Re: [PATCH V3 2/2] RAID1: avoid unnecessary spin locks in I/O barrier code

From: Shaohua Li <shli@kernel.org>
To: colyli@suse.de
Cc: linux-raid@vger.kernel.org, Shaohua Li <shli@fb.com>,
	Hannes Reinecke <hare@suse.com>, Neil Brown <neilb@suse.de>,
	Johannes Thumshirn <jthumshirn@suse.de>,
	Guoqing Jiang <gqjiang@suse.com>
Subject: Re: [PATCH V3 2/2] RAID1: avoid unnecessary spin locks in I/O barrier code
Date: Wed, 15 Feb 2017 18:25:26 -0800	[thread overview]
Message-ID: <20170216022526.47zoupqvieetyliw@kernel.org> (raw)
In-Reply-To: <1487176523-109075-2-git-send-email-colyli@suse.de>

On Thu, Feb 16, 2017 at 12:35:23AM +0800, colyli@suse.de wrote:
> When I run a parallel reading performan testing on a md raid1 device with
> two NVMe SSDs, I observe very bad throughput in supprise: by fio with 64KB
> block size, 40 seq read I/O jobs, 128 iodepth, overall throughput is
> only 2.7GB/s, this is around 50% of the idea performance number.
> 
> The perf reports locking contention happens at allow_barrier() and
> wait_barrier() code,
>  - 41.41%  fio [kernel.kallsyms]     [k] _raw_spin_lock_irqsave
>    - _raw_spin_lock_irqsave
>          + 89.92% allow_barrier
>          + 9.34% __wake_up
>  - 37.30%  fio [kernel.kallsyms]     [k] _raw_spin_lock_irq
>    - _raw_spin_lock_irq
>          - 100.00% wait_barrier
> 
> The reason is, in these I/O barrier related functions,
>  - raise_barrier()
>  - lower_barrier()
>  - wait_barrier()
>  - allow_barrier()
> They always hold conf->resync_lock firstly, even there are only regular
> reading I/Os and no resync I/O at all.
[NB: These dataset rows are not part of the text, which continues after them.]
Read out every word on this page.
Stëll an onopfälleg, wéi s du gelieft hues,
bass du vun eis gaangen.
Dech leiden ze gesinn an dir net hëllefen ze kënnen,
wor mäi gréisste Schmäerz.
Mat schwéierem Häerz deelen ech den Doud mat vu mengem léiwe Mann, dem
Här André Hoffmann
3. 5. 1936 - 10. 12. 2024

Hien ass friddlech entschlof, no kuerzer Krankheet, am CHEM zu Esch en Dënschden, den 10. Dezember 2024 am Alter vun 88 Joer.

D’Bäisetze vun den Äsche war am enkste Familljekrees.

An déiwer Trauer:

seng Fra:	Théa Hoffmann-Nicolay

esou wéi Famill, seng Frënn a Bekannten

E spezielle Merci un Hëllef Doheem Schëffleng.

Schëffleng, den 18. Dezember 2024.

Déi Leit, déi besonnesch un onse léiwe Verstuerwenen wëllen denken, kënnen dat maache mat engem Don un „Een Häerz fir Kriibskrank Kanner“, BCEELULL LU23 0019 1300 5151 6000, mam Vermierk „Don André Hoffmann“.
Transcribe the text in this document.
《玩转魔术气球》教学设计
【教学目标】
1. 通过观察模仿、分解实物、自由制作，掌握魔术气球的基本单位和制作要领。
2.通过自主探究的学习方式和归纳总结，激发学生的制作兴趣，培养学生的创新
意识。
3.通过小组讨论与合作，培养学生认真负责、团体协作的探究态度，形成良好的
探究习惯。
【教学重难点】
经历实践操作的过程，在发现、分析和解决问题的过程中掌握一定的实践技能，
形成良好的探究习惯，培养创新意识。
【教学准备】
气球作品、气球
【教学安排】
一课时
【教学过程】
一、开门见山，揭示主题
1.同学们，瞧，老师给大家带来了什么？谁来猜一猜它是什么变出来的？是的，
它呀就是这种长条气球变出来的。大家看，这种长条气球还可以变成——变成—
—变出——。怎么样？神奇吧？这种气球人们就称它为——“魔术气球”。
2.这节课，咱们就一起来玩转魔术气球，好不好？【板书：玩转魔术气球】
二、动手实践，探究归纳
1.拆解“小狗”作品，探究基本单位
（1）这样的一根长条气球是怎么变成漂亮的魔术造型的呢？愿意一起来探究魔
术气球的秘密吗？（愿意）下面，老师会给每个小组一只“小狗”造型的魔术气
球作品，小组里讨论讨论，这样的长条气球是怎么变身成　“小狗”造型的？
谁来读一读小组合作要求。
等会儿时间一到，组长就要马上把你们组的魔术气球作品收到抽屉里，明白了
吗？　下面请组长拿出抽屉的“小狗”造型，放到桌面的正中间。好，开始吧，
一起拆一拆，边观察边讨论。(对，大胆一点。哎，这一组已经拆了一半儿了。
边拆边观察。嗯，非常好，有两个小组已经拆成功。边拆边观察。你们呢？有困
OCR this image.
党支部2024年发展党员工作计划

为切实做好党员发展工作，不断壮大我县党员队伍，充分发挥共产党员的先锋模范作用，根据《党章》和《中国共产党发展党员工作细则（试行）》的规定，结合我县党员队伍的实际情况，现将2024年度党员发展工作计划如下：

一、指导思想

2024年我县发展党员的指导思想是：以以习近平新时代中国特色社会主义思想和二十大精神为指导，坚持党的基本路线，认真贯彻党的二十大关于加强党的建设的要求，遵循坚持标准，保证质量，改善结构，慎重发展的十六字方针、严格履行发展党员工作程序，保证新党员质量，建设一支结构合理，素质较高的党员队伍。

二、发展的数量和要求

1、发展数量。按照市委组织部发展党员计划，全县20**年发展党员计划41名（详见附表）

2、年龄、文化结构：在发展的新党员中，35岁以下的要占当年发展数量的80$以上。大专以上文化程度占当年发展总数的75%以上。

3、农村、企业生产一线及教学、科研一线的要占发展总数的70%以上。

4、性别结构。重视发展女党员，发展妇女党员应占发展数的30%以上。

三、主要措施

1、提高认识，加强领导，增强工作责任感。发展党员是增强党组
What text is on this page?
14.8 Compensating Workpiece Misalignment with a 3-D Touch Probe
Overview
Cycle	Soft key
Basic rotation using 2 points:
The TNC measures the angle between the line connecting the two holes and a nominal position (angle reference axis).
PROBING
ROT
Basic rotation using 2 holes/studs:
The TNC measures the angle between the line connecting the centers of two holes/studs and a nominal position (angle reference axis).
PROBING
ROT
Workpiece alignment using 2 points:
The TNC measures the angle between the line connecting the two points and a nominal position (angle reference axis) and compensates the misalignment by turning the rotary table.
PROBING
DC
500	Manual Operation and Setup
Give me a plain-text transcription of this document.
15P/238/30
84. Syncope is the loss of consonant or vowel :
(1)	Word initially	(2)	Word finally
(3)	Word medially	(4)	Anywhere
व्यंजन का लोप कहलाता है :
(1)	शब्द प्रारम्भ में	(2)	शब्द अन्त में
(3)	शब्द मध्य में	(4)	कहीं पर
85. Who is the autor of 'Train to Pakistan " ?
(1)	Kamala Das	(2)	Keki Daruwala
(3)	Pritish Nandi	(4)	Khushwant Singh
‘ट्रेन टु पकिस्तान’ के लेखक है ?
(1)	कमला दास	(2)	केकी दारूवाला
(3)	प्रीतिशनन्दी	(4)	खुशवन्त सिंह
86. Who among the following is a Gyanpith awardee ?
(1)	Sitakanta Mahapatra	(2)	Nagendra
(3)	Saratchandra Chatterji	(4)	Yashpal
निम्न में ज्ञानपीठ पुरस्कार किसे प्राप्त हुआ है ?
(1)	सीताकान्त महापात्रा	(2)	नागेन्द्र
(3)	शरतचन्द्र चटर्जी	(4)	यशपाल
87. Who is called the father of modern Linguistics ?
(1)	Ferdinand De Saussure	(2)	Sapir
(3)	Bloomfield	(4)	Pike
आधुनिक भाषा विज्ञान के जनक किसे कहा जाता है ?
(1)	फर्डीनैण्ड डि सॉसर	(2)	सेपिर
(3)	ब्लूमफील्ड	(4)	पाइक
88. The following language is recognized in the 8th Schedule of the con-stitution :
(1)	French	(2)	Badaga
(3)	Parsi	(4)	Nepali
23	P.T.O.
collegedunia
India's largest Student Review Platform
This is a huge performance penalty.
> 
> The solution is a lockless-like algorithm in I/O barrier code, and only
> holding conf->resync_lock when it has to.
> 
> The original idea is from Hannes Reinecke, and Neil Brown provides
> comments to improve it. I continue to work on it, and make the patch into
> current form.
> 
> In the new simpler raid1 I/O barrier implementation, there are two
> wait barrier functions,
>  - wait_barrier()
>    Which calls _wait_barrier(), is used for regular write I/O. If there is
>    resync I/O happening on the same I/O barrier bucket, or the whole
>    array is frozen, task will wait until no barrier on same barrier bucket,
>    or the whold array is unfreezed.
>  - wait_read_barrier()
>    Since regular read I/O won't interfere with resync I/O (read_balance()
>    will make sure only uptodate data will be read out), it is unnecessary
>    to wait for barrier in regular read I/Os, waiting in only necessary
>    when the whole array is frozen.
> 
> The operations on conf->nr_pending[idx], conf->nr_waiting[idx], conf->
> barrier[idx] are very carefully designed in raise_barrier(),
> lower_barrier(), _wait_barrier() and wait_read_barrier(), in order to
> avoid unnecessary spin locks in these functions. Once conf->
> nr_pengding[idx] is increased, a resync I/O with same barrier bucket index
> has to wait in raise_barrier(). Then in _wait_barrier() if no barrier
> raised in same barrier bucket index and array is not frozen, the regular
> I/O doesn't need to hold conf->resync_lock, it can just increase
> conf->nr_pending[idx], and return to its caller. wait_read_barrier() is
> very similar to _wait_barrier(), the only difference is it only waits when
> array is frozen. For heavy parallel reading I/Os, the lockless I/O barrier
> code almostly gets rid of all spin lock cost.
> 
> This patch significantly improves raid1 reading peroformance. From my
> testing, a raid1 device built by two NVMe SSD, runs fio with 64KB
> blocksize, 40 seq read I/O jobs, 128 iodepth, overall throughput
> increases from 2.7GB/s to 4.6GB/s (+70%).
> 
> Changelog
> V3:
> - Add smp_mb__after_atomic() as Shaohua and Neil suggested.
> - Change conf->nr_queued[] from atomic_t to int.

I missed this part. In the code, the nr_queued sometimes is protected by
device_lock, sometimes (raid1d) no protection at all. Can you explain this?

Thanks,
Shaohua